The business tycoon rankled local environmentalists in 2011, too, when hundreds of trees were chopped down along the Potomac River at the Trump National Golf Club in Loudoun County, Va., so golfers could get a better view of the water, the Post reported.
And Trump sparked a boycott when he opened a golf course on 4,000-year-old sand dunes in Scotland. Conservationists warned its construction would destroy a rare ecosystem, Time magazine reported, and controversy over the course was the subject of a documentary called "You’ve Been Trumped." In the trailer for the documentary, Trump is filmed saying the course is the "greatest thing I’ve ever done for the environment."
Trump’s environmental record has gotten a bad rap in the press, contends Ed Russo, an environmental consultant for Trump and the Trump Organization.
"He has supported every environmental initiative I’ve ever advanced," said Russo, who has worked for Trump for 15 years on about two dozen projects.
Russo touted Trump’s efforts to protect threatened plant species and maximize environmental improvements on the golf courses he develops.
But that isn’t covered by the media, Russo said. "They would much rather write about his hair," he said.
He added, "People would jump to conclusions, they assume that because he’s a hard-nosed businessman that he has no interest in being green. As a businessman in this day and age, you have to think green."
Trump, Russo said, "should be the environmental example of how development should happen in the U.S., if not the world."
While Trump’s tone might be different, some greens don’t think he differs all that much from his GOP challengers when it comes to environmental policy.
"They all are pretty bad on the environment," Snape said. "I think he’s sort of a more vocal, honest version of what they are all trying to do."

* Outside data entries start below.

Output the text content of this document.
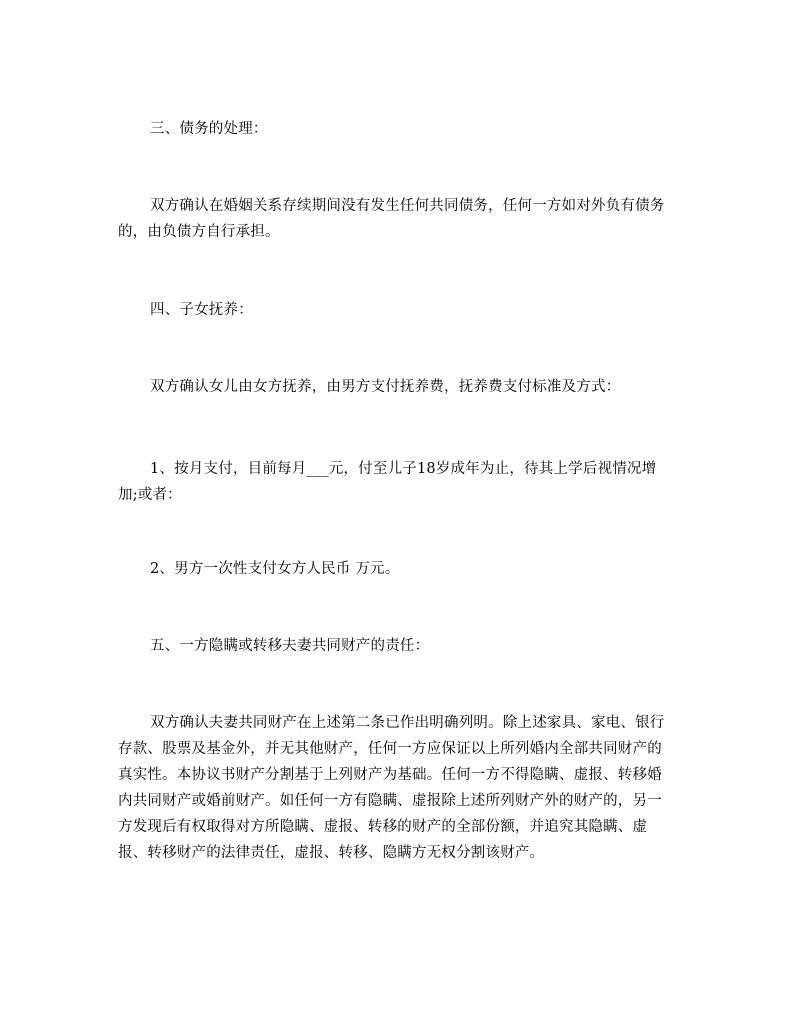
三、债务的处理：

双方确认在婚姻关系存续期间没有发生任何共同债务，任何一方如对外负有债务的，由负债方自行承担。

四、子女抚养：

双方确认女儿由女方抚养，由男方支付抚养费，抚养费支付标准及方式：

1、按月支付，目前每月___元，付至儿子18岁成年为止，待其上学后视情况增加;或者：

2、男方一次性支付女方人民币 万元。

五、一方隐瞒或转移夫妻共同财产的责任：

双方确认夫妻共同财产在上述第二条已作出明确列明。除上述家具、家电、银行存款、股票及基金外，并无其他财产，任何一方应保证以上所列婚内全部共同财产的真实性。本协议书财产分割基于上列财产为基础。任何一方不得隐瞒、虚报、转移婚内共同财产或婚前财产。如任何一方有隐瞒、虚报除上述所列财产外的财产的，另一方发现后有权取得对方所隐瞒、虚报、转移的财产的全部份额，并追究其隐瞒、虚报、转移财产的法律责任，虚报、转移、隐瞒方无权分割该财产。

Weiss of LCV said that Trump "may deny climate science with more bombast," but "climate science denial is the position of nearly all of the Republican presidential candidates."
Tyson Slocum, director of the energy program for the consumer advocacy group Public Citizen, said he wouldn’t put too much stock into Trump’s past comments about the environment.
"Consistency isn’t really his thing," Slocum said of Trump. "I’m concerned about a lot of things that his candidacy represents, but I haven’t seen that he has focused on climate change the way he has the people of Mexico and immigration and things like that.